Услышав мои вопросы, неожиданно прозвучавшие в головах всех четырех незнакомцев, горлопаны заметно подрастерялись. Они нервно завертели головами по сторонам в поисках источника этого голоса. Им потребовалось некоторое время, чтобы соотнести в единое целое, - мое приближение, мое молчание и звучание незнакомого голоса в своих головах. Придя к соответствующему выводу, из группы выдвинулся еще один человек, нахал незаметно протиснулся обратно в группу и обрисовал создавшуюся ситуацию. Он в некоторых деталях рассказал о том, как происходило подписание договора купли-продажи "Весенней Ласточки".
- Пару часов назад мы с друзьями обедали в одной из таверн Валенсии. Там вдруг появился человек, который громогласно заявил о своем желании продать бирему "Весенняя Ласточка", которая только что пришвартовалась в нашем порту. Решив посмеяться, мы в свою очередь поинтересовались условиями продажи судна и его ценой. Названная этим человеком стоимость судна, по нашему мнению, была весьма смехотворной. Всего десять тысяч флоринов. Ведь, если разобрать судно и продать его древесину, то и в этом случае можно было бы выручить гораздо больше денег. На наш вопрос, почему он запросил так мало денег. человек ответил, что он спешит, что судну требуется капитальный ремонт, а у него нет денег на ремонт и времени на торговлю о стоимости судна. Он продемонстрировал нам судовые документы на бирему. Другой человек, назвавший себя Махмудом и сопровождавший этого человека, при свидетелях подтвердил, что торговец биремой является ее шкипером и вправе ею распоряжаться в качестве владельца. Посовещавшись, мы вчетвером сложились в складчину и на собранные деньги приобрели судно.

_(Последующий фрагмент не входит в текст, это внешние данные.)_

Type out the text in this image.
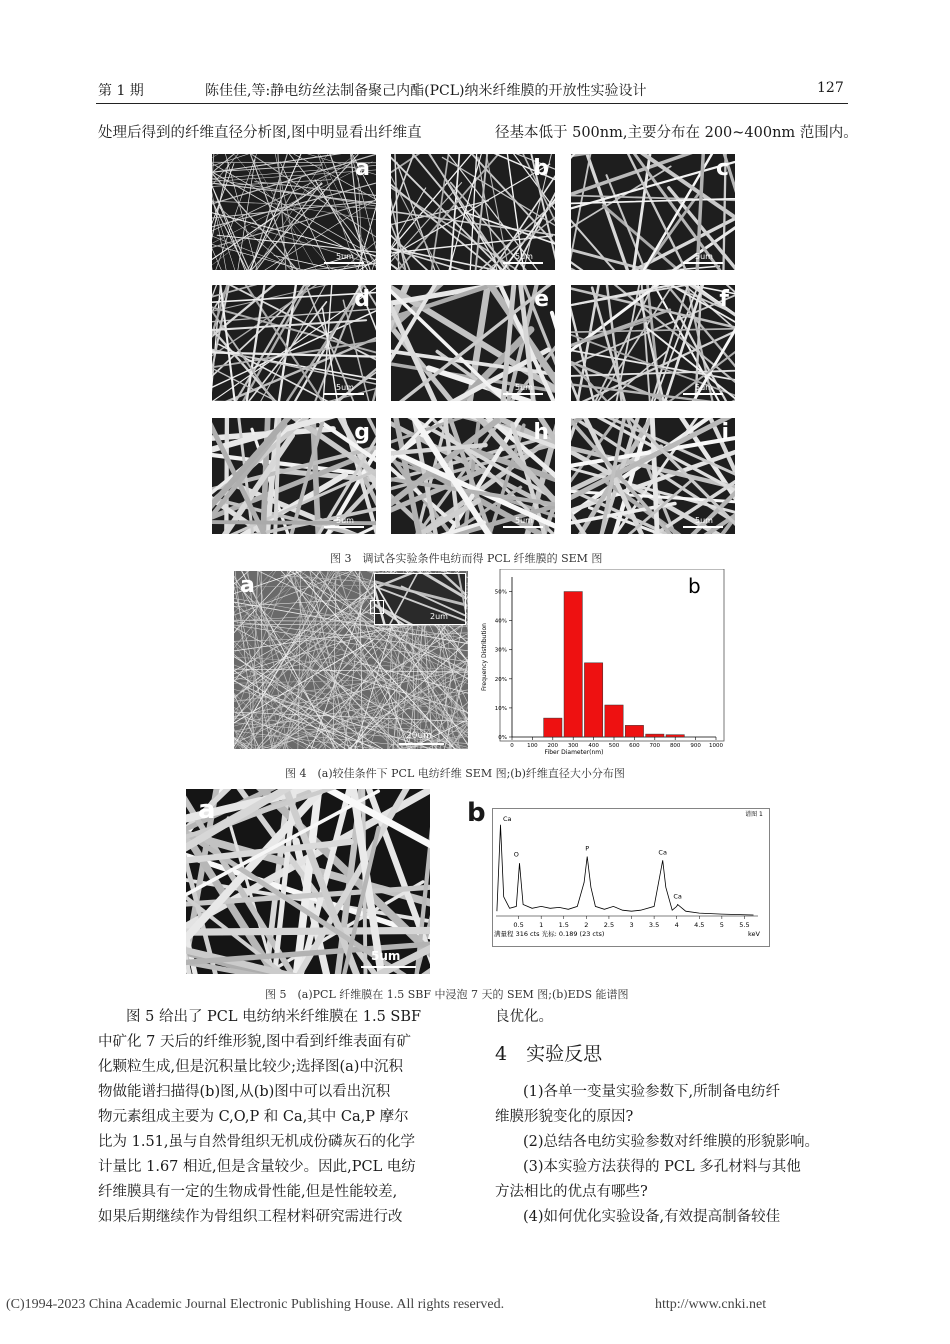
第 1 期	陈佳佳,等:静电纺丝法制备聚己内酯(PCL)纳米纤维膜的开放性实验设计	127
处理后得到的纤维直径分析图,图中明显看出纤维直	径基本低于 500nm,主要分布在 200~400nm 范围内。
a
5um
b
5um
c
5um
d
5um
e
5um
f
5um
g
5um
h
5um
i
5um
图 3　调试各实验条件电纺而得 PCL 纤维膜的 SEM 图
a
2um
20um
0 100 200 300 400 500 600 700 800 900 1000
0%
10%
20%
30%
40%
50%
Fiber Diameter(nm)
Frequency Distribution
b
图 4　(a)较佳条件下 PCL 电纺纤维 SEM 图;(b)纤维直径大小分布图
a
5um
b	谱图 1
Ca
O
P	Ca
Ca
0.5 1 1.5 2 2.5 3 3.5 4 4.5 5 5.5
keV
满量程 316 cts 光标: 0.189 (23 cts)
图 5　(a)PCL 纤维膜在 1.5 SBF 中浸泡 7 天的 SEM 图;(b)EDS 能谱图
图 5 给出了 PCL 电纺纳米纤维膜在 1.5 SBF
中矿化 7 天后的纤维形貌,图中看到纤维表面有矿
化颗粒生成,但是沉积量比较少;选择图(a)中沉积
物做能谱扫描得(b)图,从(b)图中可以看出沉积
物元素组成主要为 C,O,P 和 Ca,其中 Ca,P 摩尔
比为 1.51,虽与自然骨组织无机成份磷灰石的化学
计量比 1.67 相近,但是含量较少。因此,PCL 电纺
纤维膜具有一定的生物成骨性能,但是性能较差,
如果后期继续作为骨组织工程材料研究需进行改
良优化。
4　实验反思
(1)各单一变量实验参数下,所制备电纺纤
维膜形貌变化的原因?
(2)总结各电纺实验参数对纤维膜的形貌影响。
(3)本实验方法获得的 PCL 多孔材料与其他
方法相比的优点有哪些?
(4)如何优化实验设备,有效提高制备较佳
(C)1994-2023 China Academic Journal Electronic Publishing House. All rights reserved.	http://www.cnki.net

Рассказ валенсийского купца был краток и убедителен, но он умолчал о наличии подписи нотариуса под договором. Я совершил мгновенное проникновение мысленным щупом в сознание купца, чтобы тут же убедиться в том, что нотариус не присутствовал при этой сделки и своей подписью не скреплял договор. Мысленно переведя дух, я продолжил мысленной разговор с этой притихшей группой здоровых мужиков, прожженных валенсийских купцов.
- Милостивые судари, не были бы вы быть столь любезными и продемонстрировать мне сам договор, чтобы убедиться в том, что он имеет законную силу. Поймите, у меня зреет подозрение в том, что вас сознательно ввели в заблуждение некие мошенники. Бирема принадлежит мне и никаких корабельных документов на нее не пропадало.
Услышав мои слова, четыре купцы смущенно переглянулись. Один из них, явно нехотя, из внутреннего кармана камзола достал грязную кипу бумаг. Внимательно просмотрев бумаги, я снова внутренне облегченно передохнул. Нотариус не визировал и не регистрировал договора. Но следует сказать, что договор был правильно составлен и подписан в присутствии свидетелей обеими участвующими сторонами. Главное, я собственными словами убедился в том, что представленные купцами судовые бумаги "Весенней Ласточки" были оригинальными и, видимо, были кем-то украдены во время суматохи боя или по нашему прибытию в порт, когда часть экипажа навсегда покидала бирему.